And so, to my Pagani Huayra Roadster sitting out in the early morning sun awaiting me. Did she fly? You bet your ass she did—as fast as the mythical wind she was named after, and then some. Horacio likes to joke that his clients rarely even ask how fast his cars are. But with 775 hp on tap from the 6 liters of her AMG twin turbocharged engine, zero to 60 mph goes by in an eye-watering sub-three seconds, and you’ll see the far side of 230 mph if you are looking to teleport yourself back to 1971 and chase Steve McQueen up the Mulsanne Straight at Le Mans. Strapping in with the obligatory co-pilot it was difficult not to feel as if I had been shoehorned into something transported to Earth through a portal from another dimension.
We escaped the traffic of San Francisco and headed south for one of the most glorious stretches of road in the world, Route 1. A stretch I know well enough to understand where I can engage hyperspace, and where a sandal-flapping granola-cruncher may wander out unannounced from the trees. After getting comfortable with the ergonomics of her controls, and a good feel for what was what, it was time to take a deep breath, close my eyes, punch it, and hold on for dear life. That moment of truth where the rubber truly hits the road; and where you sometimes run out of balls long before you run out of road.
Except that wasn’t happening. Which was weird. We went around corners faster and faster until it became eminently clear I wasn’t going to run out of balls, and she wasn’t going to run out of grip. But what was going to happen was I was going to end up sore from pulling more G’s than John Glenn in a centrifuge. With my heart beating in unison with the growling bowels of Beelzebub, whistling and roaring a few inches behind my head, I planted my foot and ripped through the gears in a series of rapid controlled explosions up the tarmac.
The massive torque from the V12 thumping me in the back as we accelerated to the redline limiter faster than the blink of an eye. Each new cog precisely selected by a light pull on the steering-mounted paddle and the lightweight single-plate clutch on our way to attacking the brakes; and reveling in the bite and grip as her body panels cracked open flipping up wings front and back to decelerate us in record time to turn into the apex. This thing couldn’t have been more glued to the road if Pirelli and Pagani had smeared my tires with Gorilla Glue before we left.
Driving the Pagani Huayra Roadster takes you to another place in space and time. It is light, fast, and phenomenally beautiful. But what also separates it from the crowded landscape it now inhabits is the custom nature of every element. Like the most skilled bespoke tailoring houses, Pagani manages to take the very powerful vision of one man, and translate it through the wants and desires of his very special clientele with an attention to detail almost impossible to understand without experiencing it. And, as is the case with a truly bespoke suit, once you have experienced what this means, you can never go back.
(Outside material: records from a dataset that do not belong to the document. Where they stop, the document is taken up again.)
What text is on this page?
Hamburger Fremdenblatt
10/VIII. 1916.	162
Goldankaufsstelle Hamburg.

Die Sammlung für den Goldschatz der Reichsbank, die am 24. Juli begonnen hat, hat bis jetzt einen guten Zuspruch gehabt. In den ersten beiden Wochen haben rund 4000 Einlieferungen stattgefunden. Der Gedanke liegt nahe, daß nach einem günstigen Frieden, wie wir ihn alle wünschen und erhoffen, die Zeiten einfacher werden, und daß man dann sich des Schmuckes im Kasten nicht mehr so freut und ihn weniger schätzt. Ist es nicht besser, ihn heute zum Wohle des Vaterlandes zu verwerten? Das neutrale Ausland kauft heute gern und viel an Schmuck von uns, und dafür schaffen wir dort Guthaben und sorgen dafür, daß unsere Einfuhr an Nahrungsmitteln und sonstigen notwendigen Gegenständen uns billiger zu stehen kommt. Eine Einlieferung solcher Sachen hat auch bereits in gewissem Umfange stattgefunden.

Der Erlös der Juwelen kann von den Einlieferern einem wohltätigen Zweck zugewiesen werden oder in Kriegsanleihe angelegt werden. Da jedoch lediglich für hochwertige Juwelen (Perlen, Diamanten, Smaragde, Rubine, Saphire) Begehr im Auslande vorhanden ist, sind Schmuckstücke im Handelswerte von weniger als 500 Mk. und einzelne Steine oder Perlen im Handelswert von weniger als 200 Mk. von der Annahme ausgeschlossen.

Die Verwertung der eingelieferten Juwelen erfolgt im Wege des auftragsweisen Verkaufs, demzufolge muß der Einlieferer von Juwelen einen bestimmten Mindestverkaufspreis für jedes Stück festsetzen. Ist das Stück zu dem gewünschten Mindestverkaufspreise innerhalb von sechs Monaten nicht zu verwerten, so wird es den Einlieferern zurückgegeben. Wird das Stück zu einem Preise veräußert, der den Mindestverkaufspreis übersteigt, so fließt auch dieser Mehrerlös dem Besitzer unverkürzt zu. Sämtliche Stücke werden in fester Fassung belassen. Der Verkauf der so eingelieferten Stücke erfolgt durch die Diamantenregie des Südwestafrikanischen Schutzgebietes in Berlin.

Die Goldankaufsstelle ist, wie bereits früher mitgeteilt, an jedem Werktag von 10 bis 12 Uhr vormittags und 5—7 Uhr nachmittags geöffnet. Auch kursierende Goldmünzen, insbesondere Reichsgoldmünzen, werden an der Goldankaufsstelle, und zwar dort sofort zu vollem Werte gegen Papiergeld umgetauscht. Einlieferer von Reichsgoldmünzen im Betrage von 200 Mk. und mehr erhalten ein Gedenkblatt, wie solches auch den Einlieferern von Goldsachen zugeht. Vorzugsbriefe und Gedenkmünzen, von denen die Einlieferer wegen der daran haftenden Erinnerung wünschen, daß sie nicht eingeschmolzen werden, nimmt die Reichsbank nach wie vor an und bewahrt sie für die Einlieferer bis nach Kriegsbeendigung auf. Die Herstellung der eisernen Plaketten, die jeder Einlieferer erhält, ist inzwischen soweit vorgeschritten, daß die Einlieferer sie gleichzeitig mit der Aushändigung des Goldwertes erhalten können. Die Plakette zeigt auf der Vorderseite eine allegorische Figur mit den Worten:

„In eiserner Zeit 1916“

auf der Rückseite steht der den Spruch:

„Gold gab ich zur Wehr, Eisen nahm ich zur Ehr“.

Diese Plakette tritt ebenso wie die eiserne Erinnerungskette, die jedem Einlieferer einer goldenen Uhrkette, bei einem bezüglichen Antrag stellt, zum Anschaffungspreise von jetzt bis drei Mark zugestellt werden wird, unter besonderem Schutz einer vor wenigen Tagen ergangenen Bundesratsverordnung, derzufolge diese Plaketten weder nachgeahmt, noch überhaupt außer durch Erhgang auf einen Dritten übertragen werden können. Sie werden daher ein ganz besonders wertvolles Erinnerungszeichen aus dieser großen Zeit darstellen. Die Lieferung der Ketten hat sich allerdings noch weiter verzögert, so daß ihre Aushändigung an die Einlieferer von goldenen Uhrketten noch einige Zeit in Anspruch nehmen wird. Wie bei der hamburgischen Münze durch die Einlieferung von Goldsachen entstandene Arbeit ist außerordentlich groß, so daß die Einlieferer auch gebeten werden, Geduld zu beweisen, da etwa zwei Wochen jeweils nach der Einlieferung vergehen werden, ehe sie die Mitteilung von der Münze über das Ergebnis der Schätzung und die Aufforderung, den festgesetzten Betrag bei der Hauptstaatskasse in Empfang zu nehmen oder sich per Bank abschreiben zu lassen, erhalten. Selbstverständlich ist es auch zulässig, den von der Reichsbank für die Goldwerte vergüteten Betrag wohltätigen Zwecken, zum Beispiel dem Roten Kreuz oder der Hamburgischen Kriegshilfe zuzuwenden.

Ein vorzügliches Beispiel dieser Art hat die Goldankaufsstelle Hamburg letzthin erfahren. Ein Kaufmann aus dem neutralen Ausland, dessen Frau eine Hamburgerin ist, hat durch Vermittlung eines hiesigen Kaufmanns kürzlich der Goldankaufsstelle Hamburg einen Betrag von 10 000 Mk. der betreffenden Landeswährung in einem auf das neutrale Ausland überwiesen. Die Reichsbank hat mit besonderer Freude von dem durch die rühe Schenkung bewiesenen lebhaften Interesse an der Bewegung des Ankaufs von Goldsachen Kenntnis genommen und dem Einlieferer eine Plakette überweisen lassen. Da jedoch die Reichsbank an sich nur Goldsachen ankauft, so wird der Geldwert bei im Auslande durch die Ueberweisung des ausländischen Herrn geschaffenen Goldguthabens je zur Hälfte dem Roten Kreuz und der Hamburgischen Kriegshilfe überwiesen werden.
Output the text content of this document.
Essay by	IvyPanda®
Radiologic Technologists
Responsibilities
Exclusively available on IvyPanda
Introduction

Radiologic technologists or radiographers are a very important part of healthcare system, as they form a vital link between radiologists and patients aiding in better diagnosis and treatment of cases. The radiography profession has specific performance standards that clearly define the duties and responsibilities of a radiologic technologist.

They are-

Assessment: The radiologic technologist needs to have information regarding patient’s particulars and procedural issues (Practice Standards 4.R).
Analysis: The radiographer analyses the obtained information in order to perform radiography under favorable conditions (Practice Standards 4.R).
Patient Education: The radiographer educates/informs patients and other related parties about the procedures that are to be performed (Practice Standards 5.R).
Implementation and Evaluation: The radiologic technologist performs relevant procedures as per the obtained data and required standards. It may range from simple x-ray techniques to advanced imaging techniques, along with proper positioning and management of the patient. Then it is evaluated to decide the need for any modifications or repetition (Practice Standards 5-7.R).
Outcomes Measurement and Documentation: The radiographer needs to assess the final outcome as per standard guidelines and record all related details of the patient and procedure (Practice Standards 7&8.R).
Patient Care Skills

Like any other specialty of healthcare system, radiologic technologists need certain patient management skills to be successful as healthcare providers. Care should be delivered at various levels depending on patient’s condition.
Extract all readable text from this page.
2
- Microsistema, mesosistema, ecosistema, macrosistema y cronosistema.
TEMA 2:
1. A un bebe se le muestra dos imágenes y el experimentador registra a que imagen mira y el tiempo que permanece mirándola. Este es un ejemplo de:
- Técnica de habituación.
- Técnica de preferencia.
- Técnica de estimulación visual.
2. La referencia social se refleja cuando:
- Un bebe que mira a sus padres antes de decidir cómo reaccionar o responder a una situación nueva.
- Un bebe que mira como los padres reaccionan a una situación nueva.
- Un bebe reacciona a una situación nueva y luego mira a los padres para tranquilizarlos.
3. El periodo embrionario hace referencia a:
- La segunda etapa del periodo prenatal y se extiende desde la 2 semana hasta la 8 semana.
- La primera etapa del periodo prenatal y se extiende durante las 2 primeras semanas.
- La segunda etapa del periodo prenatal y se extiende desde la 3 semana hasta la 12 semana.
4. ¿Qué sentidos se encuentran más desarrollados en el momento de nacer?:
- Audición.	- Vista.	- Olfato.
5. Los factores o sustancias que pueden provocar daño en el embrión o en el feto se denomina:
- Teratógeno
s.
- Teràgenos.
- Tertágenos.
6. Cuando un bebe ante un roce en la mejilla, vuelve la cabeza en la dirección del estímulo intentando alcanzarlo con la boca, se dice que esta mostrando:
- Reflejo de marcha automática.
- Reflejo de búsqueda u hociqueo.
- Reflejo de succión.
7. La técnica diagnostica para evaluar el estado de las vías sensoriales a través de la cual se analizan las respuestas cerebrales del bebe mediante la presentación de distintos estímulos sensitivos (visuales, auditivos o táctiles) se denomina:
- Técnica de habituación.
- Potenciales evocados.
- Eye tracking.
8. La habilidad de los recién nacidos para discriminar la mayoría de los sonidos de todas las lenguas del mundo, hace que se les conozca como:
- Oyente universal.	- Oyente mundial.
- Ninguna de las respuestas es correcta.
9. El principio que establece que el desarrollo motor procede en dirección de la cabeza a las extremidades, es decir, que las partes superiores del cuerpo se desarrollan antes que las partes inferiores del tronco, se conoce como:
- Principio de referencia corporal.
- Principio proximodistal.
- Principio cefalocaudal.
By the time you have saved up the millions of dollars required to turn Pagani’s dream into your own, and to collaborate on a bespoke piece of art that melds science and beauty through materials science, technology, and enormous numbers of man hours of skilled craftsmanship, the Huayra may be no more. But I can almost guarantee you that whatever Pagani does create for you, it will be an otherworldly experience. And in life, we can rarely ask for more.